Learn About The History Of Scotch Plains NJ

History is Preserved in Scotch Plains, NJ

Today driving down Park Avenue of Scotch Plains, NJ through the downtown district, the rich history of the town might not be immediately apparent.  Steady streams of cars pass on the busy streets.  The sidewalks are lined with quaint light posts that proudly hold billowing American flags.  People travel between the many local businesses and restaurants.  A recently installed electronic and colorful announcement display adorns the front lawn of the municipal building flashing the date, time and weather among other information. But to the observant eye, many preserved sites of days long gone still remain.

One such site is the Osborn-Cannonball House. Located at 1840 E. Front Street in Scotch Plains, the white clapboard house that stands amid the modern city holds a rich history.

According to the Historical Society of Scotch Plains and Fanwood's website, the house was built in 1760 in the style typical to the period. Wooden pegs were used not iron nails. The ceilings and doors were low and the walls were filled with bricks. The plaster was made with crushed oyster shells and animal hair.

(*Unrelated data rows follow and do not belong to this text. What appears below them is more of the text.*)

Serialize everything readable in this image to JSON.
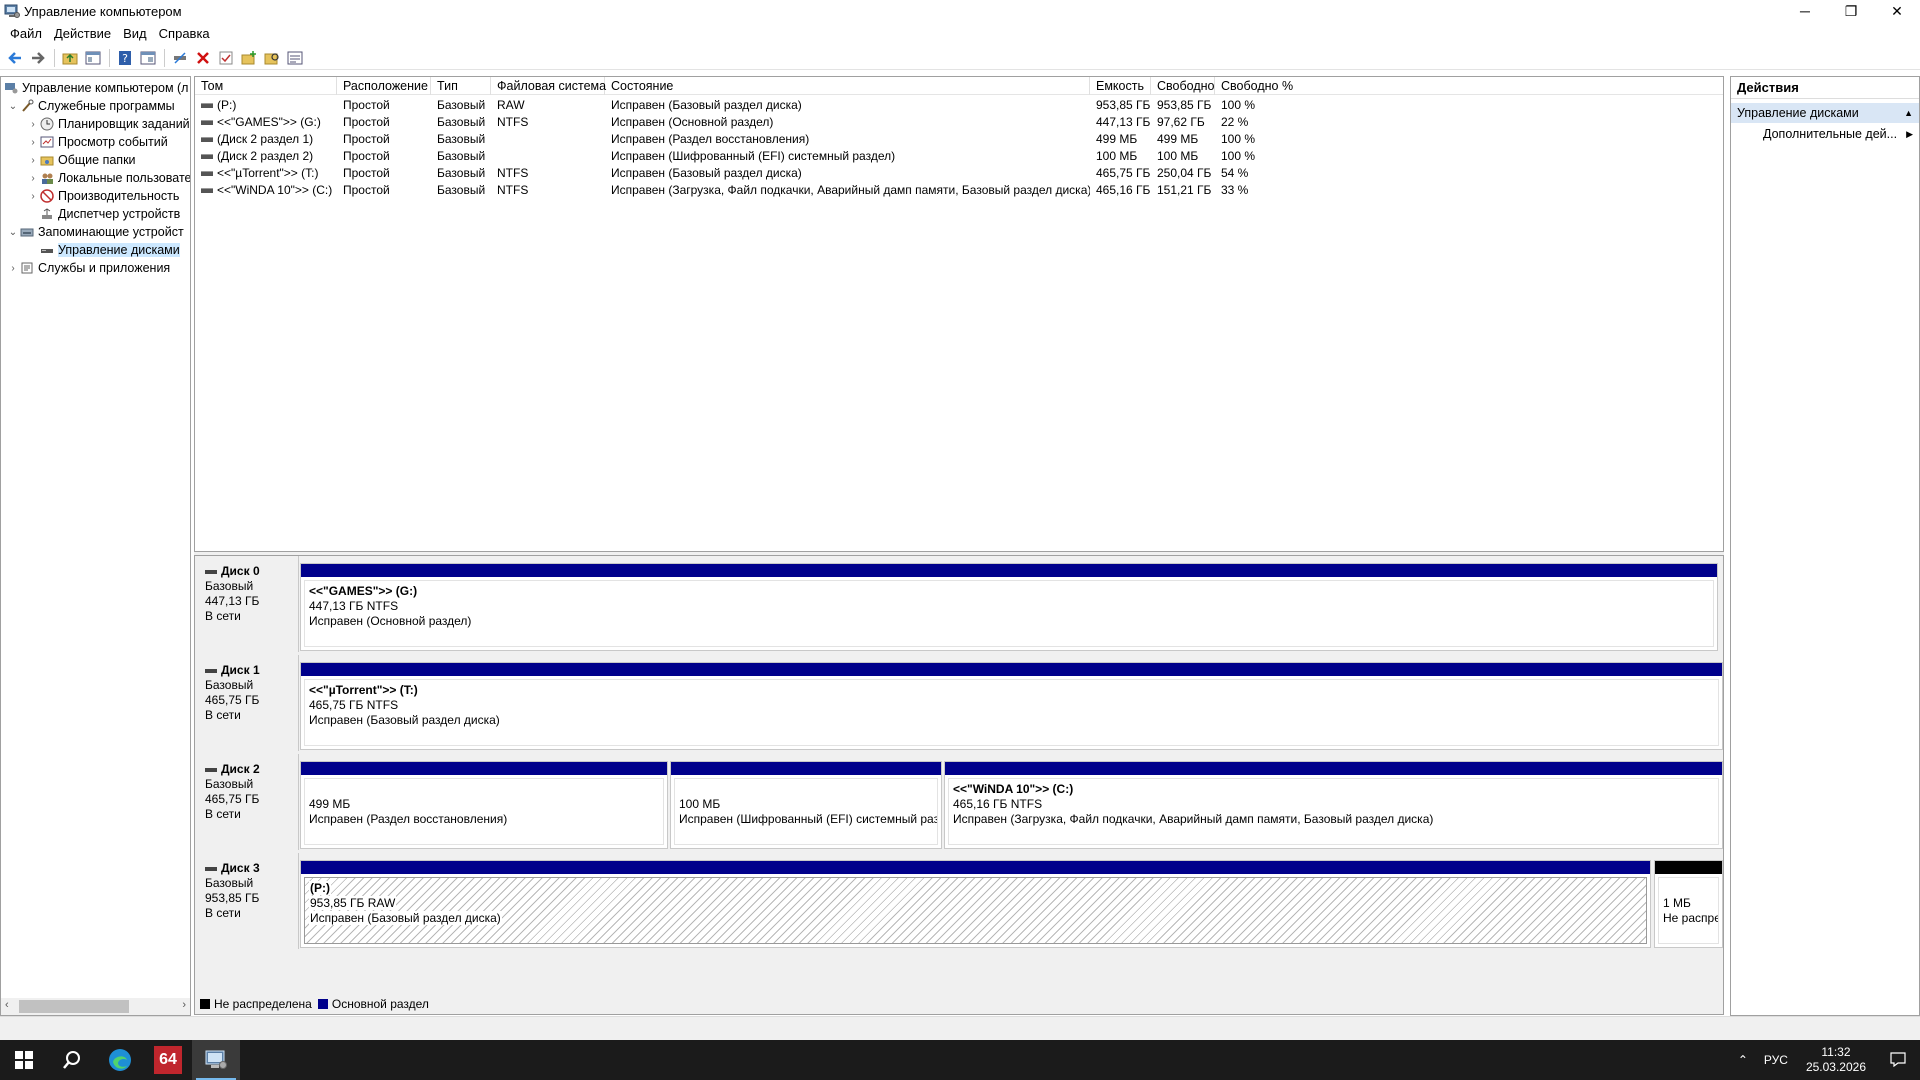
{
  "window": {
    "title": "Управление компьютером",
    "minimize": "─",
    "maximize": "❐",
    "close": "✕"
  },
  "menu": [
    "Файл",
    "Действие",
    "Вид",
    "Справка"
  ],
  "tree": {
    "items": [
      {
        "label": "Управление компьютером (л",
        "level": 0,
        "expander": ""
      },
      {
        "label": "Служебные программы",
        "level": 1,
        "expander": "v"
      },
      {
        "label": "Планировщик заданий",
        "level": 2,
        "expander": ">"
      },
      {
        "label": "Просмотр событий",
        "level": 2,
        "expander": ">"
      },
      {
        "label": "Общие папки",
        "level": 2,
        "expander": ">"
      },
      {
        "label": "Локальные пользовате",
        "level": 2,
        "expander": ">"
      },
      {
        "label": "Производительность",
        "level": 2,
        "expander": ">"
      },
      {
        "label": "Диспетчер устройств",
        "level": 2,
        "expander": ""
      },
      {
        "label": "Запоминающие устройст",
        "level": 1,
        "expander": "v"
      },
      {
        "label": "Управление дисками",
        "level": 2,
        "expander": ""
      },
      {
        "label": "Службы и приложения",
        "level": 1,
        "expander": ">"
      }
    ]
  },
  "volumes": {
    "columns": [
      "Том",
      "Расположение",
      "Тип",
      "Файловая система",
      "Состояние",
      "Емкость",
      "Свободно",
      "Свободно %"
    ],
    "rows": [
      [
        "(P:)",
        "Простой",
        "Базовый",
        "RAW",
        "Исправен (Базовый раздел диска)",
        "953,85 ГБ",
        "953,85 ГБ",
        "100 %"
      ],
      [
        "<<\"GAMES\">> (G:)",
        "Простой",
        "Базовый",
        "NTFS",
        "Исправен (Основной раздел)",
        "447,13 ГБ",
        "97,62 ГБ",
        "22 %"
      ],
      [
        "(Диск 2 раздел 1)",
        "Простой",
        "Базовый",
        "",
        "Исправен (Раздел восстановления)",
        "499 МБ",
        "499 МБ",
        "100 %"
      ],
      [
        "(Диск 2 раздел 2)",
        "Простой",
        "Базовый",
        "",
        "Исправен (Шифрованный (EFI) системный раздел)",
        "100 МБ",
        "100 МБ",
        "100 %"
      ],
      [
        "<<\"µTorrent\">> (T:)",
        "Простой",
        "Базовый",
        "NTFS",
        "Исправен (Базовый раздел диска)",
        "465,75 ГБ",
        "250,04 ГБ",
        "54 %"
      ],
      [
        "<<\"WiNDA 10\">> (C:)",
        "Простой",
        "Базовый",
        "NTFS",
        "Исправен (Загрузка, Файл подкачки, Аварийный дамп памяти, Базовый раздел диска)",
        "465,16 ГБ",
        "151,21 ГБ",
        "33 %"
      ]
    ]
  },
  "disks": [
    {
      "name": "Диск 0",
      "type": "Базовый",
      "size": "447,13 ГБ",
      "status": "В сети",
      "partitions": [
        {
          "title": "<<\"GAMES\">>  (G:)",
          "size": "447,13 ГБ NTFS",
          "state": "Исправен (Основной раздел)",
          "kind": "primary"
        }
      ]
    },
    {
      "name": "Диск 1",
      "type": "Базовый",
      "size": "465,75 ГБ",
      "status": "В сети",
      "partitions": [
        {
          "title": "<<\"µTorrent\">>  (T:)",
          "size": "465,75 ГБ NTFS",
          "state": "Исправен (Базовый раздел диска)",
          "kind": "primary"
        }
      ]
    },
    {
      "name": "Диск 2",
      "type": "Базовый",
      "size": "465,75 ГБ",
      "status": "В сети",
      "partitions": [
        {
          "title": "",
          "size": "499 МБ",
          "state": "Исправен (Раздел восстановления)",
          "kind": "primary"
        },
        {
          "title": "",
          "size": "100 МБ",
          "state": "Исправен (Шифрованный (EFI) системный раз",
          "kind": "primary"
        },
        {
          "title": "<<\"WiNDA 10\">>  (C:)",
          "size": "465,16 ГБ NTFS",
          "state": "Исправен (Загрузка, Файл подкачки, Аварийный дамп памяти, Базовый раздел диска)",
          "kind": "primary"
        }
      ]
    },
    {
      "name": "Диск 3",
      "type": "Базовый",
      "size": "953,85 ГБ",
      "status": "В сети",
      "partitions": [
        {
          "title": "(P:)",
          "size": "953,85 ГБ RAW",
          "state": "Исправен (Базовый раздел диска)",
          "kind": "primary-selected"
        },
        {
          "title": "",
          "size": "1 МБ",
          "state": "Не распре",
          "kind": "unallocated"
        }
      ]
    }
  ],
  "legend": [
    {
      "label": "Не распределена",
      "color": "#000000"
    },
    {
      "label": "Основной раздел",
      "color": "#00008b"
    }
  ],
  "actions": {
    "title": "Действия",
    "section": "Управление дисками",
    "more": "Дополнительные дей..."
  },
  "taskbar": {
    "aida_label": "64",
    "lang": "РУС",
    "time": "11:32",
    "date": "25.03.2026"
  },
  "colors": {
    "primary_partition": "#00008b",
    "unallocated": "#000000",
    "selection": "#cce8ff"
  }
}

It was originally owned by Jonathan and Abagail Osborn.  Jonathan was an innkeeper, farmer and tailor.  Their story includes raising their thirteen children at the residence. It is told that two of the sons fought in the Revolutionary War and survived. The eldest son, John Baldwin, had married Mary Darby and left the home on E. Front Street to live in a different residence on Westfield Avenue.  His young wife took care of their children and home when John was fighting the war.  The second son, Jonathan Hand Osborn, joined the militia at age 16 as the drummer boy.

The reason the home is called the Osborn-Cannonball House is because of what is said to have occurred when the British were marching through the area after the Battle of Short Hills. The American troops were retreating and being followed by the large British army.  During the retreat, a cannon was fired and it accidently struck the Osborn's home.  Hence, the house has been referred to as the Osborn-Cannonball House or simply the Cannonball House.

Many families resided in the house in the years following the Osborn's.  In 1972 it became a museum, a testament to the rich history of the town of Scotch Plains.

In order to keep the memory of the story of the Osborn- Cannonball House, the Historical Society of Scotch Plains and Fanwood have carefully restored the building.  The original kitchen has been uncovered.  The bee-hive oven and recessed porch are restored. The original wide wood floorboards are visible and the hand-hewn beams as well.  The rooms are furnished representing two different time periods to highlight the time that has passed as the structure stands. The front room is decorated with Colonial era pieces and the back parlor is furnished in a Victorian era style. Passerby's can walk through and admire the Colonial flower and herb garden that surrounds the museum.

The fact that the Osborn-Cannonball House stands today in Scotch Plains, NJ is a symbol of the importance of remembering the past. The story of the house comes from an important piece of our country's history.  In order to bring the story more fully to life, the museum is open to visitors once a month.  Every first Sunday of the month between the hours of 2 and 4 people can walk in the house and see firsthand these important pieces of history.